Discussion on the Use of Pathos in the Film “Alive”

Authors often attempt to earn the approval and attention of the targeted audience by using appeal techniques in their works. The authors use these techniques to appeal to norms, character, and emotions to make their arguments more persuasive. The most commonly used appeals are ethos, pathos, and logos. Therefore, this discussion explores how the author communicates to the audience through emotional appeal in the 1993 film “Alive.”

The story of the Andes survivors in the film “Alive” presents how characters respond to struggle in a natural and clear sagacity. In the film, the director, Frank Marshall, utilizes various rhetorical techniques to portray each character’s struggle in the plane crash with the immediate physical alteration. Pathos is one of the techniques incited by placing the characters in a frightful situation, which creates panic within the viewers. Therefore, the dilemma sets a horrifying atmosphere within the audience.

The establishment of personalization of the characters in the film when the director represents the Uruguayan rugby team as helpless children; evokes emotional appeal within the audience. As a result, the personalization affects the viewers’ attention and sets them to feel sad and pity towards the panic and struggles the characters face in the film. Furthermore, pathos is induced in the characters’ voices before the crash scene when they describe the appearance of the snow-cap Mountains below the plane as terrifying (Marshall, 1993). The scenario prepares the audience to feel for the following worse incident. Therefore, each character’s struggle to survive in the film and the visual effect of the forthcoming suffering evokes emotional appeal in the audience.

In the film, the director uses the emotional appeal technique in different scenes intending to achieve various objectives. Firstly, he intends to make the audience understand his presentation of the panic and suffering such as open wounds and frozen conditions endured by the characters during the plane crash. Secondly, the pathos evokes the audience to accept and recognize the horrifying survival circumstances experienced by the characters in the wretched plane parts, as actual hence feel for them.

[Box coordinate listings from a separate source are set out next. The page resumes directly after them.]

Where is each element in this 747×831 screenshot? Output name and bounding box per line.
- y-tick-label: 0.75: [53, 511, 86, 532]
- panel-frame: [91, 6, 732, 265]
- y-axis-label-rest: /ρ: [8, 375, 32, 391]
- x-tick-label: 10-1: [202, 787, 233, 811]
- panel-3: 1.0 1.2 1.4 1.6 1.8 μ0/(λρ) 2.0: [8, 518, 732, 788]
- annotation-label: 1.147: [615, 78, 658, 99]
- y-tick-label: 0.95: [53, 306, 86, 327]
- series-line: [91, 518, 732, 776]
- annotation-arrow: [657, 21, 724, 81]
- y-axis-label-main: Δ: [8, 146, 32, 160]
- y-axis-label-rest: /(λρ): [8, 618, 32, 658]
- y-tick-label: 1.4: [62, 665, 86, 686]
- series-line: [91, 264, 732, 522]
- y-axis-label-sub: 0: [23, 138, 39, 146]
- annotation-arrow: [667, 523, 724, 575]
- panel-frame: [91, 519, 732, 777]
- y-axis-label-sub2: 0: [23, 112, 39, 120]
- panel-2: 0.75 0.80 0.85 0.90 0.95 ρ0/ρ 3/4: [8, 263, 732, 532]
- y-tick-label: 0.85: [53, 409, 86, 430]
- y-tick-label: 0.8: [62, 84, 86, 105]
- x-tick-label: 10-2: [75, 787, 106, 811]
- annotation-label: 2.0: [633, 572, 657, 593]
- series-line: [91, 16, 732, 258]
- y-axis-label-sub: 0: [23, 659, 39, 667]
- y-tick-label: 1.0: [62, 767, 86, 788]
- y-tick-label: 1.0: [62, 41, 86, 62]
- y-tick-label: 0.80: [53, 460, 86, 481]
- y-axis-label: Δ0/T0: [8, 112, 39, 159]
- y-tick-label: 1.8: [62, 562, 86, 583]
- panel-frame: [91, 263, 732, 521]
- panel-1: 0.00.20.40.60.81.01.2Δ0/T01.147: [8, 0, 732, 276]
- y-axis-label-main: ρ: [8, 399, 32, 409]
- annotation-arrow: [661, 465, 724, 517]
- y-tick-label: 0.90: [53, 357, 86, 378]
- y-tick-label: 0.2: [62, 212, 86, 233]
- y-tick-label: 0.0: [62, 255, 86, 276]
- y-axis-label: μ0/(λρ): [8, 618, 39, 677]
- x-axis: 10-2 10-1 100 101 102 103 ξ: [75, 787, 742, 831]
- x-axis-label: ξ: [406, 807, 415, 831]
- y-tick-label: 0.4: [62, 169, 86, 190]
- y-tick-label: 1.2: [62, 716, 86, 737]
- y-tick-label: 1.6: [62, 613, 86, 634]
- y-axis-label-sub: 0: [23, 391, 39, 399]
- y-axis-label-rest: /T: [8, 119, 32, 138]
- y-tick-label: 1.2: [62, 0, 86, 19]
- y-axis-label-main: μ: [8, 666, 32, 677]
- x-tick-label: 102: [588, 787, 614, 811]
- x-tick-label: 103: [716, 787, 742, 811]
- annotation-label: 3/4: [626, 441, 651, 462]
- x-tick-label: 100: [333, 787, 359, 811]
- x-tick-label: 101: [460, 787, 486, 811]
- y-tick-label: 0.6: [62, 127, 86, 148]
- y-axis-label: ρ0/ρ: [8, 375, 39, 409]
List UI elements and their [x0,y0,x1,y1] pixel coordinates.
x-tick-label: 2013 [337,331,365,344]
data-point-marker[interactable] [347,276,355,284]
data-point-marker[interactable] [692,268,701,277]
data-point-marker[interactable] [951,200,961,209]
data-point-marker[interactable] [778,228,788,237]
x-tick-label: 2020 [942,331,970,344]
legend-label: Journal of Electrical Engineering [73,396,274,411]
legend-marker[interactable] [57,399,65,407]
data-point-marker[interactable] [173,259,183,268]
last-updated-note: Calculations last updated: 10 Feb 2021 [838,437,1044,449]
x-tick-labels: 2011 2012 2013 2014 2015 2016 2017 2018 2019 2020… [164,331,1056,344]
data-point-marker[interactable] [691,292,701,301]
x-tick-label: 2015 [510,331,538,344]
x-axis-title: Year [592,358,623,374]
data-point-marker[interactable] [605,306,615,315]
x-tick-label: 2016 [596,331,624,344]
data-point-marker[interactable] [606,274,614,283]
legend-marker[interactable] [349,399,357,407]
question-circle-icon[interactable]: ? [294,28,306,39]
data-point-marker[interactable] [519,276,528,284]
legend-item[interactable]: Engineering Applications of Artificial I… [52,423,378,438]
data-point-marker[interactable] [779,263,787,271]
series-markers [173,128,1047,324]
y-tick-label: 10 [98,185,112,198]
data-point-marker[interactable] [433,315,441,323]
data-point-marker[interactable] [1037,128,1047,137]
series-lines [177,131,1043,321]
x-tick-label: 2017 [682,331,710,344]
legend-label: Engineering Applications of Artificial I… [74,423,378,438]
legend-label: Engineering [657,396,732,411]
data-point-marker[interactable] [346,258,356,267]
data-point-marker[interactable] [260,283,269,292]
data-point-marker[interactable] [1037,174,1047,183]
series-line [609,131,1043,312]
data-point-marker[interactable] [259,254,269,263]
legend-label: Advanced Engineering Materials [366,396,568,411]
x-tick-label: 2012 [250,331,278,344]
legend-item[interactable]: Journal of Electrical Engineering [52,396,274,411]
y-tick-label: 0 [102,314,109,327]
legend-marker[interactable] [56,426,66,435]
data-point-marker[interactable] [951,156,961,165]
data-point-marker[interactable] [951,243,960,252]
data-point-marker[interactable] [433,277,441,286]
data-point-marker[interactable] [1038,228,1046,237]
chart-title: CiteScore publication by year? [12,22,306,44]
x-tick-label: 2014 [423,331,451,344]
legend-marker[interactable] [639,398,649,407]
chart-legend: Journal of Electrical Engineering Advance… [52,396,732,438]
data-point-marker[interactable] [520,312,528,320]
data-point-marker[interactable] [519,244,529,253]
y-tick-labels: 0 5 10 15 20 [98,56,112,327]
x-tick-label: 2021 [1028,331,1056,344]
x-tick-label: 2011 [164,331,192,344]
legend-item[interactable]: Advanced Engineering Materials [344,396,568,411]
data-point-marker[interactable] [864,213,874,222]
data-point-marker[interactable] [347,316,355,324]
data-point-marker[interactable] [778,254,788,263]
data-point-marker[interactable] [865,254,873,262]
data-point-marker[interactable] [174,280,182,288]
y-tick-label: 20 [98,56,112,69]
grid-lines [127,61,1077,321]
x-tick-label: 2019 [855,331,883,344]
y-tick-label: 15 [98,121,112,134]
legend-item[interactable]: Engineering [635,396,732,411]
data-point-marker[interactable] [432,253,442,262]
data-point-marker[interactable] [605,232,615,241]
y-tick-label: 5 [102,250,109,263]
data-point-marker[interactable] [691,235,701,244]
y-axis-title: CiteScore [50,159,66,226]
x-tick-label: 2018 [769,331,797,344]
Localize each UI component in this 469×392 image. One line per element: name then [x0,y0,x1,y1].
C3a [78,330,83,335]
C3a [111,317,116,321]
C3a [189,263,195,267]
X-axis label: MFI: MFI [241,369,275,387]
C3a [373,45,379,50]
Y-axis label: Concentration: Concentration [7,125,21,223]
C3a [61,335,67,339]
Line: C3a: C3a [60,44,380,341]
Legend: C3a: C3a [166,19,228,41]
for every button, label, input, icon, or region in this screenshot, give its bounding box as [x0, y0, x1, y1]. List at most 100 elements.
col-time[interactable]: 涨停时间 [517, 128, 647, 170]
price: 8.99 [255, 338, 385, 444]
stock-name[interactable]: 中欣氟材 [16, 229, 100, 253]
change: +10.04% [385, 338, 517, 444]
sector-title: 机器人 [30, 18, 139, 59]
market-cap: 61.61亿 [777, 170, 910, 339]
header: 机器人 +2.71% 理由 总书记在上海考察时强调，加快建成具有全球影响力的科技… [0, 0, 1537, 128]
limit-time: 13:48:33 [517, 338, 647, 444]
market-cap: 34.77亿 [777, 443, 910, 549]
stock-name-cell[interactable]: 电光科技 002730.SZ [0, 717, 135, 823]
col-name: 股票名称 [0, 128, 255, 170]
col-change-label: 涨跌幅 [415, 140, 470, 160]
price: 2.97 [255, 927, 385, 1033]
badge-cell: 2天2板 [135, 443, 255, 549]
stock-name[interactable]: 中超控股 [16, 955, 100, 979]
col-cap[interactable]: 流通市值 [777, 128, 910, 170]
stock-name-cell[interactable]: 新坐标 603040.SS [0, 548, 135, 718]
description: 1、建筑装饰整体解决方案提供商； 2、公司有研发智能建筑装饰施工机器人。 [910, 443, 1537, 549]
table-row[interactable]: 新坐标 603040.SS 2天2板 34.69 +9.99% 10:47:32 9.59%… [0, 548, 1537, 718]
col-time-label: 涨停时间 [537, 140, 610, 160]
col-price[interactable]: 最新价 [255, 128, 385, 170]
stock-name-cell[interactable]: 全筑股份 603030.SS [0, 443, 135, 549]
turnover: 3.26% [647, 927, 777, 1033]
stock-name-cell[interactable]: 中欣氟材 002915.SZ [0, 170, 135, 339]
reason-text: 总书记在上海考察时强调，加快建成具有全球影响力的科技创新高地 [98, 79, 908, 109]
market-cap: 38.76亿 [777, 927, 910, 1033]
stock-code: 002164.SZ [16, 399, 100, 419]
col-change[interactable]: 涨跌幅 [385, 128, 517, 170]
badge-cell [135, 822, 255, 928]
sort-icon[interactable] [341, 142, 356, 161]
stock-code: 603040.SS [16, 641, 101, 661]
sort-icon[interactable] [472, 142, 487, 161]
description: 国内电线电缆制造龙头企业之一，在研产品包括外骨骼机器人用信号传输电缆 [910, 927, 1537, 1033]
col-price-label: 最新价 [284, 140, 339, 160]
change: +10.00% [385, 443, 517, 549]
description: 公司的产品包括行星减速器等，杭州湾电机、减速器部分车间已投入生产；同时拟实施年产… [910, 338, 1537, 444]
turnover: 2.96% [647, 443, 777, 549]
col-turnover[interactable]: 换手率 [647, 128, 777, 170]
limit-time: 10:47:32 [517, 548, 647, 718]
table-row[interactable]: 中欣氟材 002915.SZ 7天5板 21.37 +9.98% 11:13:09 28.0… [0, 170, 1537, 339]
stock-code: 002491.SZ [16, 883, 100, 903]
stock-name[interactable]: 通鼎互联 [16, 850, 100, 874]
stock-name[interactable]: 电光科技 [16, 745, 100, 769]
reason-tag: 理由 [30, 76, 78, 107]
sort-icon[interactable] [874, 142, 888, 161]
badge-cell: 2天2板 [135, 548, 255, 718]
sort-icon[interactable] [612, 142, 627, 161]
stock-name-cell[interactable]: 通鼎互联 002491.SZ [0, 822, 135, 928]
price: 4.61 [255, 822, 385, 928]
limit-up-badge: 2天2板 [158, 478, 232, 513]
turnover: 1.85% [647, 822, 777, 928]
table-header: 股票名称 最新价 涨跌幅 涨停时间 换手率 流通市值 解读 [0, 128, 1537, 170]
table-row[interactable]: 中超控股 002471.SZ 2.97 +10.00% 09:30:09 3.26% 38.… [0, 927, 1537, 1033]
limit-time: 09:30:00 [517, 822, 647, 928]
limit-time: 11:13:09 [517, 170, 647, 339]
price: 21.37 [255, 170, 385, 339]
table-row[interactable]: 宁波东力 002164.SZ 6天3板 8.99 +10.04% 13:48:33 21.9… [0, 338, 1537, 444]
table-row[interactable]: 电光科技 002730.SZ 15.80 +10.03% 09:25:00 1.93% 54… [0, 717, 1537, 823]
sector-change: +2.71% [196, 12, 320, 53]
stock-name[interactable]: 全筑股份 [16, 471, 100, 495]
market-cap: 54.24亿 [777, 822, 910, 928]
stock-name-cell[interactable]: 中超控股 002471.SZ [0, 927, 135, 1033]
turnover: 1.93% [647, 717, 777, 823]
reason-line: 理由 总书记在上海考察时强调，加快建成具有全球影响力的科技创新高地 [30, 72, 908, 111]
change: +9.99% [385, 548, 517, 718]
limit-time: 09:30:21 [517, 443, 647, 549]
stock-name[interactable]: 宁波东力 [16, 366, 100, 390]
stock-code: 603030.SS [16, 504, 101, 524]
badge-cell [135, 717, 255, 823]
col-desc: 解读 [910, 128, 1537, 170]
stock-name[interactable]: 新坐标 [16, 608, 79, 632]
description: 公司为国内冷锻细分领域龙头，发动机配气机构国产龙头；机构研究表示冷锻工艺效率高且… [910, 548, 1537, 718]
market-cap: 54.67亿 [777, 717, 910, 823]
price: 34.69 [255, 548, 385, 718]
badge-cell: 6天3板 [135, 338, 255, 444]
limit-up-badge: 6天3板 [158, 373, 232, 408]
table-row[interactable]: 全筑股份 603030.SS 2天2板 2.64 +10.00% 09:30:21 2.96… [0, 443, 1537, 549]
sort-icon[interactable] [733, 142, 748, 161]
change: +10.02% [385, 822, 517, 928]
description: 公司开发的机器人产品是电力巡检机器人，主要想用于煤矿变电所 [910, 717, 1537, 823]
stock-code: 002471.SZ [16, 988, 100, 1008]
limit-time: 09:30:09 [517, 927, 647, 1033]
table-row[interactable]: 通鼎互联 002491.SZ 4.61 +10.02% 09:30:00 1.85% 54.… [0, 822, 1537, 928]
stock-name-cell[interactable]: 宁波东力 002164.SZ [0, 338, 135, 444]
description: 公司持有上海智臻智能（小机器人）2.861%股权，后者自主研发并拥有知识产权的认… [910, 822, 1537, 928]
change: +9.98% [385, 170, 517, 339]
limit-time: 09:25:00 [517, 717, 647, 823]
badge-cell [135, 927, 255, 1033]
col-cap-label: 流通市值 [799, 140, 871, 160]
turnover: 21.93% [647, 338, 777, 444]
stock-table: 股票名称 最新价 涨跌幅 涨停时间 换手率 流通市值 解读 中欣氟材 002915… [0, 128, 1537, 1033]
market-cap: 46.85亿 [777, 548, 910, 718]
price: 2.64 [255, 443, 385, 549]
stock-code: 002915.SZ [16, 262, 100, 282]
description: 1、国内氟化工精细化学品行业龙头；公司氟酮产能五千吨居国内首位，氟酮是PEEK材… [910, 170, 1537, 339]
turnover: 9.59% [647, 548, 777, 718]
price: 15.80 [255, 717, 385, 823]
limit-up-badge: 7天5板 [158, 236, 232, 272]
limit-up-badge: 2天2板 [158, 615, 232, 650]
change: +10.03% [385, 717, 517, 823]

Indeed, the integration of emotional appeal in the film is warranted and practical. One of the reasons is its success in capturing the viewers’ attention while portraying the characters’ horror scenes. Consequently, the audience feels sad and pities the characters’ hopeless survival attempts in the plane crash.

In summary, the employment of pathos in artistic work such as films enables the author to capture the mood and attention of the targeted audience. Moreover, evoking the audience’s feelings allows it to understand the author’s point of view and accept the reality of the message presented in various ways, such as sad, jolly, and anxious scenes.

Reference

Marshall, F. (Director). (1993). Alive [Film]. Touchstone Pictures Paramount Pictures.